Mines et développement durable

« La Guinée est un pays à très vieille tradition minière. Les mines ont jadis participé à la construction de la réputation richissime de nos rois et de nos royaumes. Ensuite elles ont donné espoir et ont  fait même rêver les populations avant de les plonger dans le doute, le pessimisme, l’angoisse et les conflits. De nos jours, le secteur minier s’est retrouvé au cœur d’enjeux géostratégiques dans un monde marqué par les crises économiques et géopolitiques. Avec ce statut l’industrie minière s’est trouvée face à de nouvelles responsabilités en matière de développement durable notamment sur les plans : sociaux, environnementaux, ceux des droits envers les communautés locales. » C’est ainsi qu’a introduit Aboubacar Akoumba Diallo, journaliste spécialiste des questions minières et directeur général du Cabinet MINERAL MERIT SARL. C’était à l’occasion d’une conférence qu’il a prononcée le 30 juin au CIRD, sur le thème : « Politique minière et développement durable ».

Selon Akoumba Diallo, les ressources minières de la Guinée sont celles qui sont connues et dont les réserves sont estimées (Bauxite, Or, Diamant, Fer…) et celles dont on a des indices mais qui n’ont pas fait l’objet d’étude et d’exploration (Uranium, Nickel, Chrome, Cobalt, Cuivre – Plomb – Zinc, Calcaire, Hydrocarbures…) Puis, leur localisation sur le territoire.

Quant au régime juridique et fiscal, le conférencier parle de la politique minière, les codes miniers de 1995 et celui de 2013, le processus de Kimberley ainsi que l’initiative de transparence dans les industries extractives, ITIE.

Après avoir expliqué que « la Politique minière couvre l’ensemble des objectifs et préoccupations du Gouvernement en matière de recherches géologiques et minières et de mise en valeur des ressources minières pour assurer une contribution optimale du secteur minier à l’essor de l’économie nationale », le conférencier a rappelé le rôle de veille de l’ITIE, les avantages qu’offre le code minier à la Guinée mais aussi aux opérateurs miniers, l’importance du processus de Kimberley dans la certification des diamants. Il a rappelé que le Code minier « définit les droits et obligations des parties relatifs aux conditions techniques, juridiques, économiques, financières, fiscales, sociales et environnementales applicables à la recherche et à l’exploitation des gisements. »
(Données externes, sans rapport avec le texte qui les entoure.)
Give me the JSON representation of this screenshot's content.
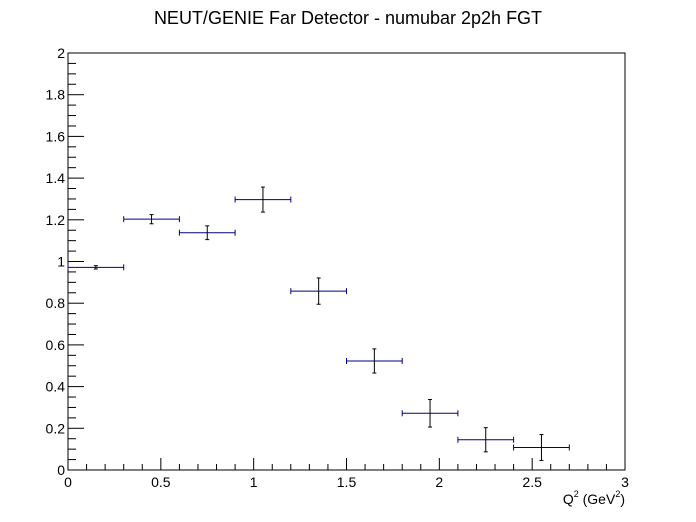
{
  "chart_data": {
    "type": "scatter",
    "title": "NEUT/GENIE Far Detector - numubar 2p2h FGT",
    "xlabel": "Q^2 (GeV^2)",
    "xlabel_parts": {
      "base": "Q",
      "sup1": "2",
      "mid": " (GeV",
      "sup2": "2",
      "end": ")"
    },
    "ylabel": "",
    "xlim": [
      0,
      3
    ],
    "ylim": [
      0,
      2
    ],
    "x_ticks": [
      "0",
      "0.5",
      "1",
      "1.5",
      "2",
      "2.5",
      "3"
    ],
    "y_ticks": [
      "0",
      "0.2",
      "0.4",
      "0.6",
      "0.8",
      "1",
      "1.2",
      "1.4",
      "1.6",
      "1.8",
      "2"
    ],
    "grid": false,
    "series": [
      {
        "color": "#000080",
        "points": [
          {
            "x": 0.15,
            "y": 0.972,
            "xerr": 0.15,
            "yerr": 0.008
          },
          {
            "x": 0.45,
            "y": 1.203,
            "xerr": 0.15,
            "yerr": 0.022
          },
          {
            "x": 0.75,
            "y": 1.138,
            "xerr": 0.15,
            "yerr": 0.033
          },
          {
            "x": 1.05,
            "y": 1.297,
            "xerr": 0.15,
            "yerr": 0.06
          },
          {
            "x": 1.35,
            "y": 0.858,
            "xerr": 0.15,
            "yerr": 0.063
          },
          {
            "x": 1.65,
            "y": 0.523,
            "xerr": 0.15,
            "yerr": 0.058
          },
          {
            "x": 1.95,
            "y": 0.272,
            "xerr": 0.15,
            "yerr": 0.066
          },
          {
            "x": 2.25,
            "y": 0.145,
            "xerr": 0.15,
            "yerr": 0.058
          },
          {
            "x": 2.55,
            "y": 0.108,
            "xerr": 0.15,
            "yerr": 0.062
          }
        ]
      }
    ]
  }
}
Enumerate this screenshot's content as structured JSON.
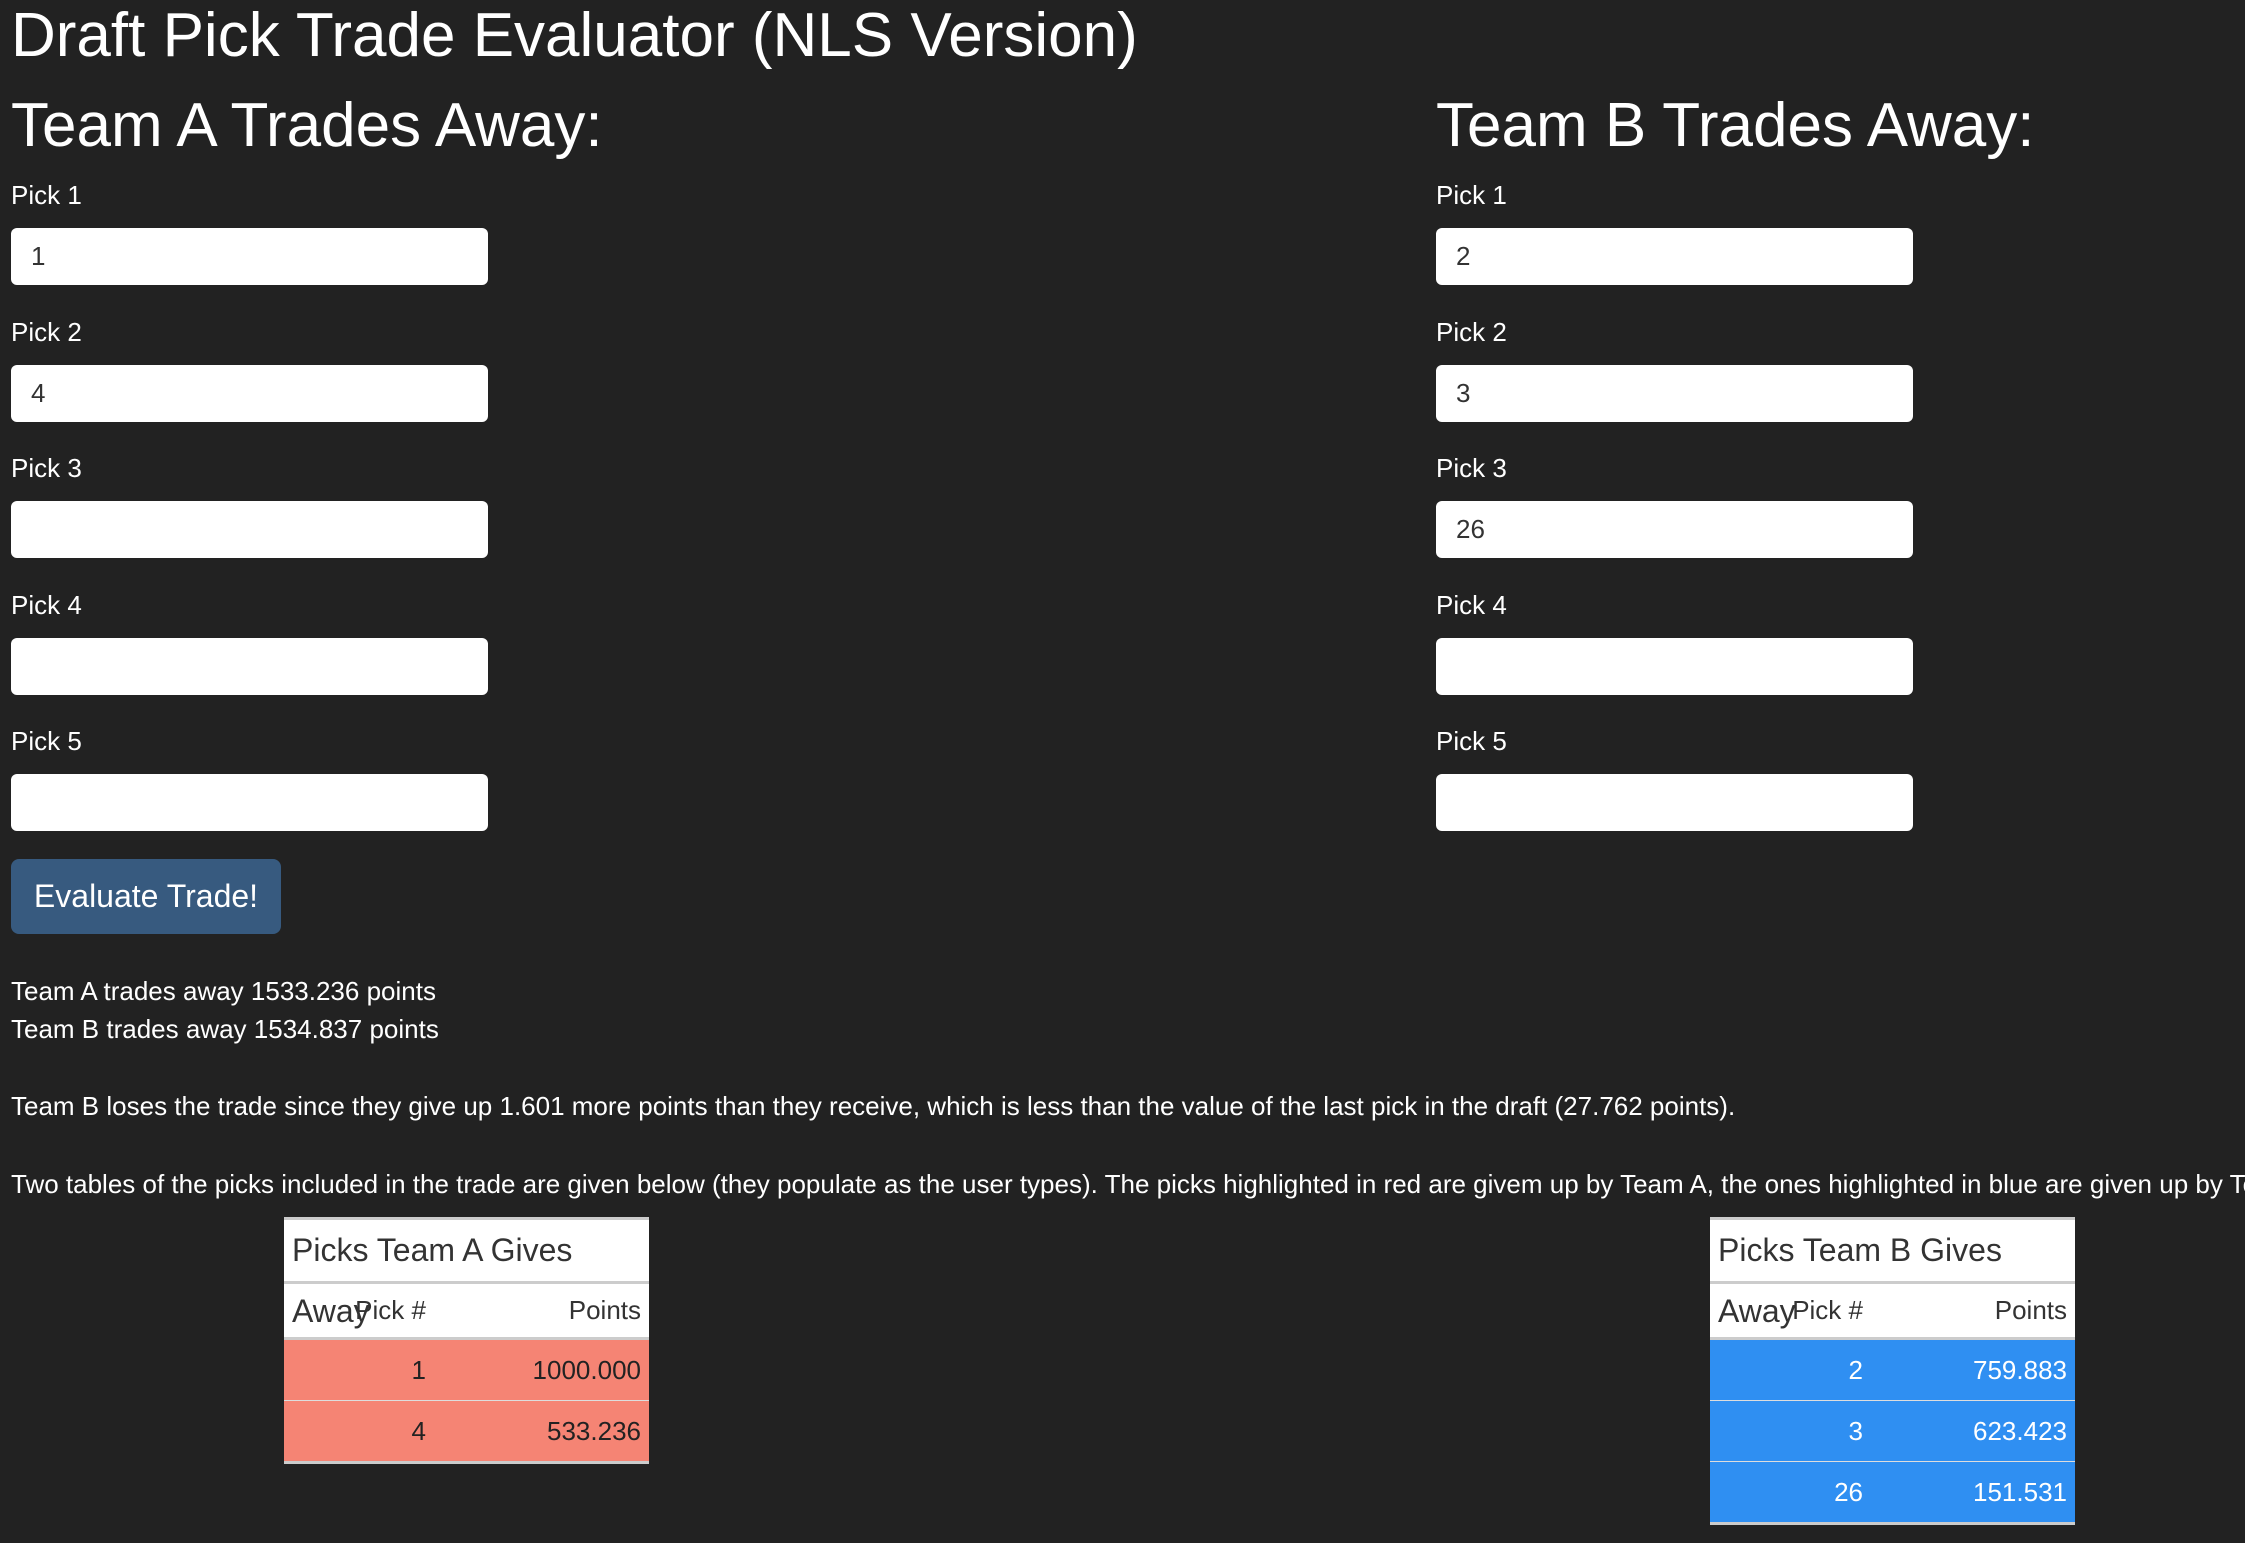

Quant à l’ITIE, la Guinée y a adhéré en avril 2005. La structure a pour but « d’assurer la transparence des paiements et des revenus générés par les industries extractives ; de rendre cette information accessible à la société civile et au grand public ; de favoriser ainsi le bon usage de la richesse afin qu’elle soit un moteur de la croissance économique et contribue au développement durable et à la réduction de la pauvreté ».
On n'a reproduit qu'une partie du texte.